The financial trajectory gives bankers something tangible to market. Data carried by MarketScreener from the company’s full-year results showed revenue of about 19.29 billion yuan in 2025, up from 10.73 billion yuan a year earlier, while net income rose to about 4.31 billion yuan from 1.15 billion yuan. Another report said profit jumped 274 per cent. Those figures, while drawn from market data services rather than the full exchange filing, point to the sort of earnings acceleration that equity investors typically reward when broader market sentiment is supportive.

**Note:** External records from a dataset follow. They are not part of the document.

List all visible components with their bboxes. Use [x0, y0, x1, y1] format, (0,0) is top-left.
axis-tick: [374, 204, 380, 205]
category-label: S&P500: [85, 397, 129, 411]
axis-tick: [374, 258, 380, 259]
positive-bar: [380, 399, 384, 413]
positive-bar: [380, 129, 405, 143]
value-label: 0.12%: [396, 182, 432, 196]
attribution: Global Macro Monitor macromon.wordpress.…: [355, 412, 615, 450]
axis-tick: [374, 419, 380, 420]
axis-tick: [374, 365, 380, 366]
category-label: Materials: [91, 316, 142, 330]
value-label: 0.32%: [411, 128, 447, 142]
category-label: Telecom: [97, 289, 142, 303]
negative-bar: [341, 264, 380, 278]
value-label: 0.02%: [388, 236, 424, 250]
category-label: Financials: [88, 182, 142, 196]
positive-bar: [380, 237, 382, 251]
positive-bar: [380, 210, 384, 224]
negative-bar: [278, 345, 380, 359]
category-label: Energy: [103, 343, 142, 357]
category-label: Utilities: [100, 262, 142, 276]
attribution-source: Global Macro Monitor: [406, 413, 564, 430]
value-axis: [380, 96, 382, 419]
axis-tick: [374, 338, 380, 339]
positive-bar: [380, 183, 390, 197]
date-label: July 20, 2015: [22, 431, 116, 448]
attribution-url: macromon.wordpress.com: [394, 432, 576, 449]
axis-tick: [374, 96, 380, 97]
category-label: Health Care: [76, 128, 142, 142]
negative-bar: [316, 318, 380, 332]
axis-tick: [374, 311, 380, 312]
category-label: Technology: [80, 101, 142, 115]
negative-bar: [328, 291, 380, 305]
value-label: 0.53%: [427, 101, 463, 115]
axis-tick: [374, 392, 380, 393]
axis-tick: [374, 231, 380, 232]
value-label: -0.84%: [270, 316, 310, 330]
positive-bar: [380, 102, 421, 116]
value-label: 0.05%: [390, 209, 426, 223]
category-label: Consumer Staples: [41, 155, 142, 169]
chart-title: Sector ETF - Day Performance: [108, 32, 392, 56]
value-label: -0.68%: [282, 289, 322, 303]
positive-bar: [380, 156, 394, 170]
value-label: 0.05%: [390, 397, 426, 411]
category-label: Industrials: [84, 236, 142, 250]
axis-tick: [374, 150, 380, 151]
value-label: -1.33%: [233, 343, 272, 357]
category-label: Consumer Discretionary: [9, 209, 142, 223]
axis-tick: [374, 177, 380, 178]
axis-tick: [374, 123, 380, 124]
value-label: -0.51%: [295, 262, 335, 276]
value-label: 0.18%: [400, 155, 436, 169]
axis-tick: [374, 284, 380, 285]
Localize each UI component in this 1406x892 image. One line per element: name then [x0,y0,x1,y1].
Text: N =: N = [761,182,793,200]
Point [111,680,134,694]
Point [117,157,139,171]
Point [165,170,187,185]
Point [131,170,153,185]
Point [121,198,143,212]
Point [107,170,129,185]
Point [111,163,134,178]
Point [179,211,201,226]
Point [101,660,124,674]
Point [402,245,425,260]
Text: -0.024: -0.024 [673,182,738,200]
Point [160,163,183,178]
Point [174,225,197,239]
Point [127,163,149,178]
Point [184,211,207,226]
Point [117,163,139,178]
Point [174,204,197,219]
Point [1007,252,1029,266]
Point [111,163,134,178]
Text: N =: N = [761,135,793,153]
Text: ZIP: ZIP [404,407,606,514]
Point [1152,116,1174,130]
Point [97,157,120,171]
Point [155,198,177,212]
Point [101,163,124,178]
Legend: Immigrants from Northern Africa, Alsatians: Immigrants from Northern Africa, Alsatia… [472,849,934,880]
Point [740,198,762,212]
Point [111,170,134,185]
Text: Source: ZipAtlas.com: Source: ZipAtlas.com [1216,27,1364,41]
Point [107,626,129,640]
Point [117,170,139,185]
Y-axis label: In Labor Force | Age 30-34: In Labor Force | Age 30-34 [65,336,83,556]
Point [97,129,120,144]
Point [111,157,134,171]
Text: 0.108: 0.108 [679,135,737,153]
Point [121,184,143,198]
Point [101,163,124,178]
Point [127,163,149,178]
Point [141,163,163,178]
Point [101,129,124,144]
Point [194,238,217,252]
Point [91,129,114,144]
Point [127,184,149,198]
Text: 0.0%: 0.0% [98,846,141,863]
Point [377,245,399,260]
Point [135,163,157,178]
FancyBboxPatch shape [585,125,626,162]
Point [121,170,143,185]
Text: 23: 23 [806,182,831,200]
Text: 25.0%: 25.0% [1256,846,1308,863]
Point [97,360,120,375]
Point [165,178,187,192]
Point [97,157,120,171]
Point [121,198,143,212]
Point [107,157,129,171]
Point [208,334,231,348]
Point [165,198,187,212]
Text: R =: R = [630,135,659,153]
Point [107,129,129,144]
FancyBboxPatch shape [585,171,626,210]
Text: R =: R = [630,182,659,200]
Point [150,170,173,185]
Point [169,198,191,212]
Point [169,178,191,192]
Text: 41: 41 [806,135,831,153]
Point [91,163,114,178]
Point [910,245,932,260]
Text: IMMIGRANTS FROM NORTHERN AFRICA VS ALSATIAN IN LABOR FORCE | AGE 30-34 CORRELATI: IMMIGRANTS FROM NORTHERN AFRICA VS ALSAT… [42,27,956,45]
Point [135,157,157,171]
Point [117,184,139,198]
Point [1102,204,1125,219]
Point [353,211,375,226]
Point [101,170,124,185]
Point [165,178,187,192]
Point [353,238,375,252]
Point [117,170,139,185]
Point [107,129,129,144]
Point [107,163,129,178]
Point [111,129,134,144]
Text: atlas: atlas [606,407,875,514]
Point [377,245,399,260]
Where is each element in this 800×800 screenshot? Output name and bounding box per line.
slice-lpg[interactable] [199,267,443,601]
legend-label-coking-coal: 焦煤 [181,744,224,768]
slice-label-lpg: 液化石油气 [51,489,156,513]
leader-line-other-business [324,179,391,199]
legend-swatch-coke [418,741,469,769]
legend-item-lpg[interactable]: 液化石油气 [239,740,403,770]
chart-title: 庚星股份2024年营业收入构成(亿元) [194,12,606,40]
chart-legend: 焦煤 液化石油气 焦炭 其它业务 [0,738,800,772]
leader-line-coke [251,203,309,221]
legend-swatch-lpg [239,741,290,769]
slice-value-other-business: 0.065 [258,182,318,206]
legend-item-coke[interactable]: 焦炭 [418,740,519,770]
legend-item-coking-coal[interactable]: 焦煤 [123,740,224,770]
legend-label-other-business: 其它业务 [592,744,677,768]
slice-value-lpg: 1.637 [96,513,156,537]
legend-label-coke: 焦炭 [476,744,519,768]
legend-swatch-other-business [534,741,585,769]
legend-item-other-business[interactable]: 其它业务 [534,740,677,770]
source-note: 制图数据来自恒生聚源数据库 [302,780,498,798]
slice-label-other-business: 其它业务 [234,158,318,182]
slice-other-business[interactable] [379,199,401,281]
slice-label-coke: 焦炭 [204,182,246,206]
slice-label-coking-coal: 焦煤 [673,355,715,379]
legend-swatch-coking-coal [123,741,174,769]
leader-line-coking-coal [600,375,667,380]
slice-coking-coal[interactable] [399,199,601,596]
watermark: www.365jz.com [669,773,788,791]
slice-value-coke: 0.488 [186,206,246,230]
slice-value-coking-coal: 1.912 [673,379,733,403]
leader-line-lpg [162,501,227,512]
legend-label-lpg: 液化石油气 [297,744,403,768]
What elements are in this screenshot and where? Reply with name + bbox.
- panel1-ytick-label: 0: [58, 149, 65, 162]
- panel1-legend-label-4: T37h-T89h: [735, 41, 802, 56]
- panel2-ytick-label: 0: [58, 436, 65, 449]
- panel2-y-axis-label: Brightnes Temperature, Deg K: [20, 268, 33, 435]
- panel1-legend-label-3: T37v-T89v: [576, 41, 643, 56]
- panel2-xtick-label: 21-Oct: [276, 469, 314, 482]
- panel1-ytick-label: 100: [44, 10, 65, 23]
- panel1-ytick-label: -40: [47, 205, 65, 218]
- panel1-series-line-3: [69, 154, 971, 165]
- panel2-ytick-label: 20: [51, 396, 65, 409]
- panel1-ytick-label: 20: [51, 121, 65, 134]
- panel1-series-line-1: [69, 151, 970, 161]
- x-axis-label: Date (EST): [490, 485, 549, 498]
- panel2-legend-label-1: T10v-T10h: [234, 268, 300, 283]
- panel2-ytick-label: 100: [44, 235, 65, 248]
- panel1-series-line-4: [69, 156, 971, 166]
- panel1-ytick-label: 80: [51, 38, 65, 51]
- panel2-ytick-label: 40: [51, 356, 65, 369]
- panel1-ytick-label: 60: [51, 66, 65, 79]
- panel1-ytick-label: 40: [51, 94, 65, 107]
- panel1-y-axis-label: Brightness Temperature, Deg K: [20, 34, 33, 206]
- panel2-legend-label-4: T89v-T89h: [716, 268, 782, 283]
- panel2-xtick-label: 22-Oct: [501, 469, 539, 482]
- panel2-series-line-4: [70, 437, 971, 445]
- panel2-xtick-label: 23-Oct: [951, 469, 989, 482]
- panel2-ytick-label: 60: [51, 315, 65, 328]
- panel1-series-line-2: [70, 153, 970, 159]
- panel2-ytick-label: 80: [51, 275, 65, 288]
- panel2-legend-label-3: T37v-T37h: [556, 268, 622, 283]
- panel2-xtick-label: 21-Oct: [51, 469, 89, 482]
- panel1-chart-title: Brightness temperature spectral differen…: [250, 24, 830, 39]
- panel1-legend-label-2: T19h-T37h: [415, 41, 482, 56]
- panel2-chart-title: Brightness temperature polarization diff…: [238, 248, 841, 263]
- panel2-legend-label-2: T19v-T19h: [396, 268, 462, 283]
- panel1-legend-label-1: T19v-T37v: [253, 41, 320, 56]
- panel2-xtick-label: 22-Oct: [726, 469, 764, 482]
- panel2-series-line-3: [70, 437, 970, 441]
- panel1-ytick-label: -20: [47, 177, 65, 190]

Still, the deal would not be landing in a friction-free market. Hong Kong’s stronger issuance calendar has been accompanied by fresh concerns over regulation, allocation quality and how much money can be drawn from international investors if geopolitical risks intensify. Reuters reported this month that scrutiny from Beijing over some listing structures could slow parts of the pipeline even as more than 530 companies remain in the queue to list. That leaves issuers with a narrow challenge: move while demand is present, but price carefully enough to avoid a weak aftermarket.

Comparable deals suggest there is still room for sizeable manufacturing names. Reuters reported in January and February that Han’s CNC Technology, another Shenzhen-listed company linked to the PCB ecosystem, sought up to roughly $619 million in Hong Kong and later priced at the top end of its range. Muyuan Foods, a much larger mainland issuer in a different sector, targeted about $1.37 billion in what Reuters described as the city’s largest deal of the year at that point. Against that backdrop, a Victory Giant transaction north of $2 billion would sit at the top end of the 2026 pipeline and underline how strongly Hong Kong is leaning on mainland corporate fundraising to restore depth in its equity capital markets.

What investors will want next is evidence that Victory Giant’s growth can be sustained beyond a cyclical upswing in electronics orders. The company’s application materials in Hong Kong, published last month, make clear that no listing has yet been approved and that any public offer would require a formal prospectus. That means the key questions are still ahead: how much of the growth story is tied to enduring demand for high-layer-count boards, how concentrated its customer base is, what margins look like under price pressure, and whether its mainland valuation can be carried across to Hong Kong without a discount large enough to blunt enthusiasm.